Following modeling of the first fracture, subsequent fractures may also be modeled. After the first fracture is created, its geometry may be represented as being fixed (e.g., no further displacement is allowed). In the present example, it may be assumed that the compression of the proppant placed inside the previous fractures is negligible as subsequent fractures are opened. Subsequent transverse fractures may be modeled using boundary conditions similar to the first fracture as described above. FIG. 4 illustrates a three dimensional model of multiple transverse fractures in a layered rock formation (e.g., shale formation 300 with pay zone 304 and boundary zones 306 of FIG. 3).

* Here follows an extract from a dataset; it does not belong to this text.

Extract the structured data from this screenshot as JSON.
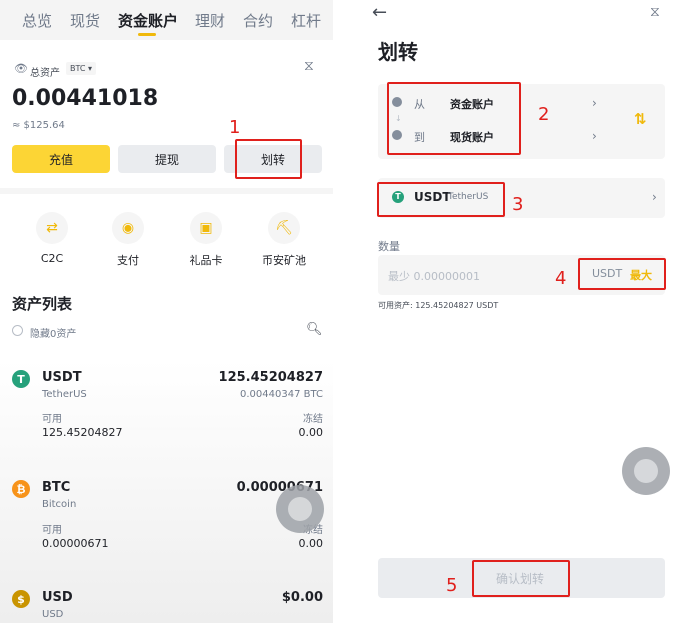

The net pressure required to achieve a specified fracture width may increase with each additional fracture. An iterative process may be programmed in order to determine for each fracture, the net pressure corresponding to a given maximum fracture width w₀. The evolution of the net closure stress in the sequential fracturing of a horizontal well is described further below.

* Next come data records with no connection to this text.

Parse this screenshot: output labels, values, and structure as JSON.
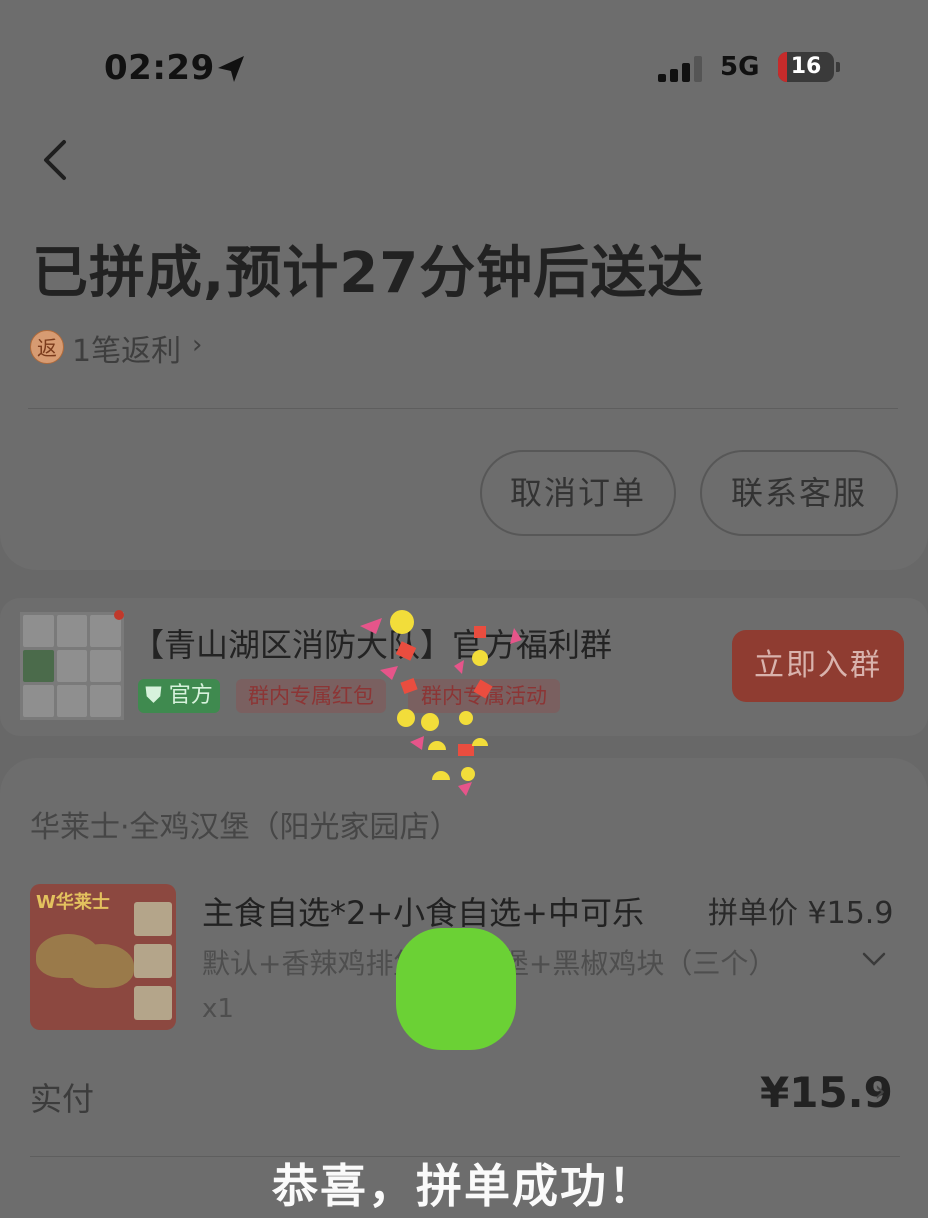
{
  "status_bar": {
    "time": "02:29",
    "network": "5G",
    "battery": "16"
  },
  "header": {
    "title": "已拼成,预计27分钟后送达",
    "rebate_icon": "返",
    "rebate_text": "1笔返利",
    "rebate_chevron": "›",
    "cancel_label": "取消订单",
    "service_label": "联系客服"
  },
  "group": {
    "name": "【青山湖区消防大队】官方福利群",
    "official_tag": "官方",
    "tags": [
      "群内专属红包",
      "群内专属活动"
    ],
    "join_label": "立即入群"
  },
  "order": {
    "store": "华莱士·全鸡汉堡（阳光家园店）",
    "product": {
      "brand": "W华莱士",
      "name": "主食自选*2+小食自选+中可乐",
      "price_label": "拼单价 ¥15.9",
      "spec": "默认+香辣鸡排堡+鸡排堡+黑椒鸡块（三个）",
      "qty": "x1"
    },
    "paid_label": "实付",
    "paid_amount": "¥15.9",
    "paid_chevron": "›"
  },
  "overlay": {
    "message": "恭喜，拼单成功！"
  },
  "colors": {
    "overlay_dim": "#686868",
    "success_green": "#6bd135",
    "join_red": "#8f3c31"
  },
  "icons": [
    "location-arrow-icon",
    "signal-icon",
    "battery-icon",
    "back-chevron-icon",
    "chevron-down-icon"
  ]
}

Traditional fracture modeling methods may model fractures perfectly orthogonal to the horizontal wells. However, in order to better quantify the evolution of the direction of propagation of consecutive transverse fractures, it may be advantageous to model subsequent fractures as deviating from the orthogonal path due to the stress reorientation that may be caused by previous fractures.

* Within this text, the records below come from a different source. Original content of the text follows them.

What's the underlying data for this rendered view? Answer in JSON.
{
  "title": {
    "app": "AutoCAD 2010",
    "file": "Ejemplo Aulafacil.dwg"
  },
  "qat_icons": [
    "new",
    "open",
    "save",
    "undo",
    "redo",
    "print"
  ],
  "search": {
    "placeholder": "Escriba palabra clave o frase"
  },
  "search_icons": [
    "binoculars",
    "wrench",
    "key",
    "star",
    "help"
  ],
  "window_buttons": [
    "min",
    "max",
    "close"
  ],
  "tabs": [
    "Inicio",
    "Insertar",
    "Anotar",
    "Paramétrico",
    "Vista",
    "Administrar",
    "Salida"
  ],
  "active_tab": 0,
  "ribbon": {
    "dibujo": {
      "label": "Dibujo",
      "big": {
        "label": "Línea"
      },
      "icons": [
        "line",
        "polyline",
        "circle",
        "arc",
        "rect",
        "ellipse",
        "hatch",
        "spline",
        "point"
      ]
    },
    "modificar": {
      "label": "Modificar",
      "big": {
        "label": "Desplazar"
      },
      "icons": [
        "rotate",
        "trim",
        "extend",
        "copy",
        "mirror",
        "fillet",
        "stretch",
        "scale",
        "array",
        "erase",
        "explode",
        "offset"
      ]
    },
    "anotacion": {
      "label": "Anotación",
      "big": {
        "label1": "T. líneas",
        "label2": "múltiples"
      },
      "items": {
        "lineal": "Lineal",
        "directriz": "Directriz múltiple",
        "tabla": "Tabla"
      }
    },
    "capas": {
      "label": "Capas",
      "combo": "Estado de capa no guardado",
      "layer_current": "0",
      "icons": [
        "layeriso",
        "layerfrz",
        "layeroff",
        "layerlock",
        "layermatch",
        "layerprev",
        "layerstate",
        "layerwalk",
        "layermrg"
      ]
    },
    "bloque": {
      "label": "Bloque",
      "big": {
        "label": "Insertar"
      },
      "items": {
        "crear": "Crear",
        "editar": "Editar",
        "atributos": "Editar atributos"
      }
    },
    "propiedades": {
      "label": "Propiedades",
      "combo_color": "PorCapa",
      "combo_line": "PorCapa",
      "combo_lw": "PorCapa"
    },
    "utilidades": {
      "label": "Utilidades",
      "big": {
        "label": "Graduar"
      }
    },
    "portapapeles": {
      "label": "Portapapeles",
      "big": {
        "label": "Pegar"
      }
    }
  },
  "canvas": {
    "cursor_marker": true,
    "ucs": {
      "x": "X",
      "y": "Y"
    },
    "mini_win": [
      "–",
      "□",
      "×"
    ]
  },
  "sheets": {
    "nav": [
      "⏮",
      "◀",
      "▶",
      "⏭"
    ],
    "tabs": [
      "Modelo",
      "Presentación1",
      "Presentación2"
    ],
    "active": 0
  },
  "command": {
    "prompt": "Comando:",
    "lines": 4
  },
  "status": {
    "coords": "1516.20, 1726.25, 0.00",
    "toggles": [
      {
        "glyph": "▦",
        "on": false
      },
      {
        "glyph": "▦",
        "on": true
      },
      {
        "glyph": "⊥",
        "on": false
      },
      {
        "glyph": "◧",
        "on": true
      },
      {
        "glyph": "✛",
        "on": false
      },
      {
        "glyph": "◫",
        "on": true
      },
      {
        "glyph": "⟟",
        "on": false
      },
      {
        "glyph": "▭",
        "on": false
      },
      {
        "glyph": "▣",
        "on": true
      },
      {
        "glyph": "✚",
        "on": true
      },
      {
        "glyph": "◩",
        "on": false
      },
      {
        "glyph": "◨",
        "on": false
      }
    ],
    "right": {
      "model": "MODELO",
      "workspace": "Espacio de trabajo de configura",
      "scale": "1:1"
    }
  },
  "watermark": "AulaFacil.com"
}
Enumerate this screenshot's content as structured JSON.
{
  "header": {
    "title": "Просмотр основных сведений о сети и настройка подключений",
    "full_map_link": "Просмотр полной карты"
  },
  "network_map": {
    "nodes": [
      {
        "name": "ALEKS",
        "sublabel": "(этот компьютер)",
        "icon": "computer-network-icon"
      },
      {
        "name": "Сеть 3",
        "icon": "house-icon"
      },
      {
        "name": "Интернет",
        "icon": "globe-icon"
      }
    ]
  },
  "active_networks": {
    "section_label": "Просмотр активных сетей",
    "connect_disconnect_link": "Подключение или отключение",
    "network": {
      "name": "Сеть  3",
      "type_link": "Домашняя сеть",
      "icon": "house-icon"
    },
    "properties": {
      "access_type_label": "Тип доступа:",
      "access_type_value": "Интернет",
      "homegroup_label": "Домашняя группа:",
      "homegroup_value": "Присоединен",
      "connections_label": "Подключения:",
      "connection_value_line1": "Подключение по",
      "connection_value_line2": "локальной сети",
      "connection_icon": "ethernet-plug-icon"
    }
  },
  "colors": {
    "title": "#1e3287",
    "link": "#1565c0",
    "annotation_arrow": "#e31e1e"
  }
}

Model simplifications may be made in order to tackle this problem. As opposed to perfectly orthogonal fractures, multiple inclined fractures are challenging to model on a single numerical mesh. In a finite difference model, the geometry of all fractures may be set from the beginning, which may be very difficult, as the angle of propagation of the subsequent transverse fracture may depend on the mechanical stress perturbation generated by the previous fractures. This may require a complex and time consuming re-meshing after every single fracture stage.

Accordingly, for a more a simplified approach, in the present example, the net closure stress and the propagation direction may be calculated based on the mechanical stress interference of only the previous fracture. FIG. 5 illustrates the calculated propagation of a subsequent fracture (n+1) based on the mechanical stress interference of a previous fracture (n). For each subsequent fracture (e.g., fracture (n+1)), the stress created by the previous propped fracture (e.g., fracture (n)) in the direction perpendicular to it is computed at some distance from the fracture. The net closure stress in the subsequent fracture is equal to the net closure stress of a single transverse fracture (without stress shadow) plus the stresses generated by the previous fracture as shown by Eq. (5) below:

p
_net
ⁿ⁺¹
+p
_net
¹+Δσ_yyⁿ(s_f) (5)

Based on the stress distribution around a transverse fracture, the trajectory of the subsequent fracture may be approximated by assuming that it will follow the direction of maximum horizontal stress. This may be done by determining the direction of the maximum horizontal stress at one point and having the fracture propagate in that direction. Then, the direction of the maximum horizontal stress may be calculated at another point along the trajectory of the propagation from the previous point and so on to approximate a trajectory for the subsequent fracture as shown for fracture (n+1) of FIG. 5.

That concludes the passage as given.